Although total gamma ray is also presented on the log in API units, it is sometimes useful to recalculate the total GR from the elemental GR breakdown:

      1: GRtotal =
4 * THOR + 8 * URAN + 16 * POTA

Where:  URAN and THOR are ppm and POTA is in %

If uranium is known in ppm, total gamma ray can be corrected for uranium with:
      2: CGR = GRtotal - 8 * URAN

This makes it easier to use the GR as a shale indicator, especially in unconventional (gsa shale) reservoirs.



Spectral breakdown of total GR into five energy windows, leading to the segregation
of total counts into three major components - potassium, thorium, and uranium.


Gamma rays emitted by the formation rarely reach the detector directly. Instead, they are scattered and lose energy through three possible interactions with the rocks; the photoelectric effect, Compton scattering, and pair production. Because of these interactions and the response of the sodium iodide scintillation detector, the spectra are degraded to the rather “smeared” spectra shown above.

The high-energy part of the detected spectrum is divided into three energy windows, W1, W2, and W3; each covering a characteristic peak of the three radioactivity series. Knowing the response of the tool and the number of counts in each window, it is possible to determine the amounts of thorium 232, uranium 238, and potassium 40 in the formation. There are relatively few counts in the high-energy range where peak discrimination is best; therefore, measurements are subject to large statistical variations, even at low logging speeds.

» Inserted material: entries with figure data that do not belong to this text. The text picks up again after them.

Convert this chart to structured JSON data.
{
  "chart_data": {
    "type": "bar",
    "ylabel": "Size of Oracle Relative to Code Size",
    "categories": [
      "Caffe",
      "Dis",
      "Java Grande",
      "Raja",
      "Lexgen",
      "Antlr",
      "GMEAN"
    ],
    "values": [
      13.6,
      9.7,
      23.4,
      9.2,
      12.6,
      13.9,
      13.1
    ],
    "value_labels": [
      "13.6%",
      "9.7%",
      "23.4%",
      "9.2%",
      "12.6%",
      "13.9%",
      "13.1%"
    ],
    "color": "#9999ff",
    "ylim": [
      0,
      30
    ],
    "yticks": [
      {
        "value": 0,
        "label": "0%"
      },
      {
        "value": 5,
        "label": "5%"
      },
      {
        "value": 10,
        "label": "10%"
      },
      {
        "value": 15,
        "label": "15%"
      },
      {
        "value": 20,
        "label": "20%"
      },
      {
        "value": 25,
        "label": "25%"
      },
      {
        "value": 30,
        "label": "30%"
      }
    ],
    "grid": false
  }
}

By including a contribution from the high-count rate, low-energy part of the spectrum (Windows W4 and W5), these high statistical variations in the high-energy windows can be reduced by a factor of 1.5 to 2. The statistics are further reduced by another factor of 1.5 to 2 by using a filtering technique that compares the counts at a particular depth with the previous values in such a way that spurious changes are eliminated while the effects of formation changes are retained.